O surgimento de crimes “é mais fácil” em instituições “opacas” como as escolas militares, os lares de idosos ou as prisões, considera a procuradora-geral da República, Joana Marques Vidal.

Ressalvando que não comenta casos concretos como as recentes denúncias de agressões de alunos mais velhos sobre colegas mais novos nos Pupilos do Exército, que deram já origem à abertura de um inquérito no Ministério Público, a procuradora-geral referiu, porém, que tanto a sociologia como a antropologia estudaram a forma como a organização deste tipo de instituições constitui “um obstáculo ao controlo da comunidade” e, portanto, à actuação da justiça. “Infelizmente, nestes espaços é mais fácil ocorrerem factos susceptíveis de constituir crime”, lamentou Joana Marques Vidal, acrescentando que, apesar de tudo, “cada vez é menos assim” que se passam as coisas.

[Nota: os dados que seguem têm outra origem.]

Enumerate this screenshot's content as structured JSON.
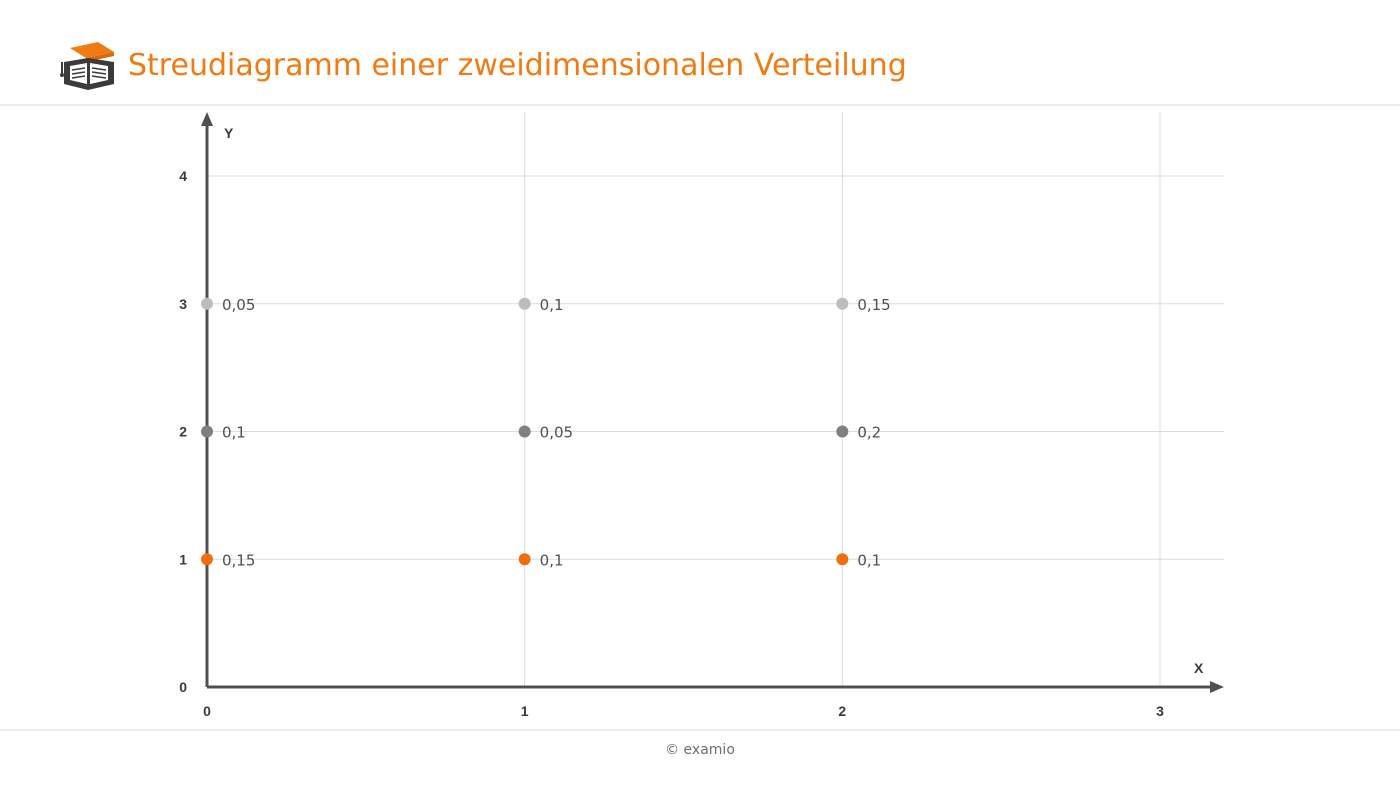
{
  "header": {
    "title": "Streudiagramm einer zweidimensionalen Verteilung",
    "title_color": "#f07b12",
    "logo_icon": "graduation-cap-book-icon"
  },
  "chart_data": {
    "type": "scatter",
    "title": "Streudiagramm einer zweidimensionalen Verteilung",
    "xlabel": "X",
    "ylabel": "Y",
    "xlim": [
      0,
      3
    ],
    "ylim": [
      0,
      4
    ],
    "x_ticks": [
      "0",
      "1",
      "2",
      "3"
    ],
    "y_ticks": [
      "0",
      "1",
      "2",
      "3",
      "4"
    ],
    "grid": true,
    "points": [
      {
        "x": 0,
        "y": 3,
        "label": "0,05",
        "color": "#bdbdbd"
      },
      {
        "x": 1,
        "y": 3,
        "label": "0,1",
        "color": "#bdbdbd"
      },
      {
        "x": 2,
        "y": 3,
        "label": "0,15",
        "color": "#bdbdbd"
      },
      {
        "x": 0,
        "y": 2,
        "label": "0,1",
        "color": "#7f7f7f"
      },
      {
        "x": 1,
        "y": 2,
        "label": "0,05",
        "color": "#7f7f7f"
      },
      {
        "x": 2,
        "y": 2,
        "label": "0,2",
        "color": "#7f7f7f"
      },
      {
        "x": 0,
        "y": 1,
        "label": "0,15",
        "color": "#f26f0a"
      },
      {
        "x": 1,
        "y": 1,
        "label": "0,1",
        "color": "#f26f0a"
      },
      {
        "x": 2,
        "y": 1,
        "label": "0,1",
        "color": "#f26f0a"
      }
    ],
    "colors": {
      "axis": "#505050",
      "grid": "#dcdcdc",
      "tick_label": "#3a3a3a",
      "data_label": "#505050"
    }
  },
  "footer": {
    "copyright": "© examio"
  }
}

“Se o autor das agressões for maior de 16 anos é punido como um adulto”, recordou a procuradora-geral da República, que falava à margem do seminário Violência Doméstica – Violência Contra Crianças e Adolescentes, que decorreu em Lisboa.

Entretanto, a procuradora do Tribunal da Relação de Lisboa a quem coube a reanálise de outro caso de violência perpetrada por alunos mais velhos contra estudantes mais novos, desta vez no Colégio Militar, entre o ano lectivo de 2006/2007 e o início de 2008, entende — ao contrário da sua colega de primeira instância — que os arguidos devem ser condenados pelo crime de maus tratos.

Em Fevereiro passado os jovens tinham sido absolvidos deste crime nas Varas Criminais de Lisboa e condenados ao pagamento de multas mas apenas por ofensas à integridade física, ilícito que é de menor gravidade. Cabe agora aos juízes do Tribunal da Relação tomar uma decisão final.

Segundo aquela procuradora, as ofensas corporais praticadas sobre três alunos do Colégio Militar, e que resultaram numa perfuração do tímpano de uma vítima que foi alvo de bofetões, revestiram-se de “gravidade e violência evidenciadoras de uma certa insensibilidade e crueldade”. Também no recente caso dos Pupilos do Exército se verificou uma perfuração no tímpano da vítima, resultante de violência. As mãos do agressor ou dos agressores ficaram marcadas na cara e na orelha de um colega de 11 anos.

Para alguém ser condenado pelo crime de maus tratos tem de ficar provado que a vítima de alguma forma está na dependência do agressor. É isso que a procuradora da Relação considera ter-se passado nos episódios de violência do Colégio Militar: “Embora agindo no contexto de uma instituição de cariz militar e de acordo com uma tradição de décadas, os arguidos desempenhavam, enquanto graduados, funções de auxiliares de educação, tendo uma relação de superioridade […] relativamente aos alunos mais novos, que passava pela imposição de castigos”, que, neste caso, “excederam o que possa porventura ser entendido como tolerável”. As vítimas tiveram de receber assistência médica e hospitalar.